Marburg. „Das war keine leichte Wahl“, sagt Reinhold Beck, Geschäftsführer des Vereins zur Förderung des Ehrenamts in Marburg-Biedenkopf. Am vergangenen Samstag tagte die fünfköpfige Jury, bestehend aus den Vorstandsmitgliedern des Vereins, und beriet über 36 Vorschläge. Menschen aus dem gesamten Landkreis hatten diese, auf den Aufruf des Vereins hin, in den vergangenen Wochen zugesandt.

In den Bewerbungen stellten sie Menschen vor, die unentgeltlich für andere da sind, in der Nachbarschaftshilfe beispielsweise, im Verein oder in Organisationen, die sich um Kranke und Bedürftige kümmern. „Wir haben von vielen tollen Menschen gehört und gelesen – sie alle haben Dank verdient, aber schließlich galt es für uns, fünf davon auszuwählen“, berichtet Beck und spricht über die Vorgehensweise: Die Jury beriet und sortierte so lange, bis noch fünf Kandidaten übrig waren – und diese fünf bekommen demnächst Besuch.

Ein Dankeschön für den ehrenamtlichen Einsatz

„Uns kommt es darauf an, einfach einmal Danke zu sagen – stellvertretend für alle, die vom ehrenamtlichen Einsatz dieser Menschen profitieren.“ Wie das dann aussieht: Reinhold Beck als Geschäftsführer des Fördervereins hat die ehrenvolle Aufgabe, auf einen Überraschungsbesuch vorbeizukommen.
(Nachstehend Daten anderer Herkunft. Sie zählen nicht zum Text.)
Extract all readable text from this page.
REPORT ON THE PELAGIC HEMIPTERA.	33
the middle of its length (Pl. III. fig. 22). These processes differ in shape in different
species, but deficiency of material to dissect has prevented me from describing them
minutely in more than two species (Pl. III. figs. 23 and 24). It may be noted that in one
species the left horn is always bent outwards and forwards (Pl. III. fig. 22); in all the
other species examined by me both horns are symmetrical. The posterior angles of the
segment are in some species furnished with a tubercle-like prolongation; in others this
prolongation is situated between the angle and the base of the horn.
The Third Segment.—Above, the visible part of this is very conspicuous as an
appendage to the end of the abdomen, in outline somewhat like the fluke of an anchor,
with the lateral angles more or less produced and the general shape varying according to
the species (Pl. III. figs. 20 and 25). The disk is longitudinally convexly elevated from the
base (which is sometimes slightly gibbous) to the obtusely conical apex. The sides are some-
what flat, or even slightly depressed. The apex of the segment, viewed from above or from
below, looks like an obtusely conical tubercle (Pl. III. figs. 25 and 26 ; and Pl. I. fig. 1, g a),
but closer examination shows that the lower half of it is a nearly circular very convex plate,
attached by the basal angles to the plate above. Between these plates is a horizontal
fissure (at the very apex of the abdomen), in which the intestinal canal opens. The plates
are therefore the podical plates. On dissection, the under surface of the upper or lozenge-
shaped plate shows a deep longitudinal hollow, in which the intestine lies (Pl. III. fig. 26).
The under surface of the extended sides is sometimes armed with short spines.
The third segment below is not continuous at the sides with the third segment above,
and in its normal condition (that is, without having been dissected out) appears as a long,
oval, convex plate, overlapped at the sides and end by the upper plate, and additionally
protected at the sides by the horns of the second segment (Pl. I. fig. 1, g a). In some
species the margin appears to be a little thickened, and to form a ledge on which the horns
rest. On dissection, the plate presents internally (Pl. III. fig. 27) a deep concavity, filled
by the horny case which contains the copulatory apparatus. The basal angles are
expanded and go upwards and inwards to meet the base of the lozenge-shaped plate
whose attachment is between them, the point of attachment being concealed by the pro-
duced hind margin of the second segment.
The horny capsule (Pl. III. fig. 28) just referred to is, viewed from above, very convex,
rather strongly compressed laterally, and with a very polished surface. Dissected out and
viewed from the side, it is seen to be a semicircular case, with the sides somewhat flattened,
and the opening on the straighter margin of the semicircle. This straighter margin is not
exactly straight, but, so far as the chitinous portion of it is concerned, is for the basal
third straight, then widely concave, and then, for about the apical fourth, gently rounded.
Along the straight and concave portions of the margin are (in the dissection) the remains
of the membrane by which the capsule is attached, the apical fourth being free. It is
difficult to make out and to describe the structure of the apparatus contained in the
Mit Blumen und herzlichen Worten des Dankes.

Eingefädelt wird dies von den Menschen, die die Ehrenamtlichen für die Aktion vorgeschlagen haben. „Wir werden Ehrenamtler treffen, die Beachtliches leisten – da gibt es welche, die schon seit 40 Jahren unermüdlich für andere da sind und dabei zumeist im Hintergrund bleiben“, verrät er schon jetzt.

Mehr über diese Menschen wird im Dezember in der Oberhessischen Presse zu lesen sein – sie begleitet die Aktion „Danke fürs Ehrenamt“ und berichtet in Porträts über die engagierten Männer und Frauen. Und darüber, wie sie auf den Überraschungsbesuch mit Blumenstrauß reagieren.

Am 5. Dezember ist Tag des Ehrenamts

Die Kampage läuft im Vorfeld des Internationalen Tags des Ehrenamts, der alljährlich am 5. Dezember begangen wird. Die Vereinten Nationen haben diesen Tag vor 30 Jahren ausgerufen – Fördervereine wie der hiesige begehen diesen Tag, um auf die ehrenamtliche Arbeit hinzuweisen und sie in den Blickpunkt der Öffentlichkeit zu rücken.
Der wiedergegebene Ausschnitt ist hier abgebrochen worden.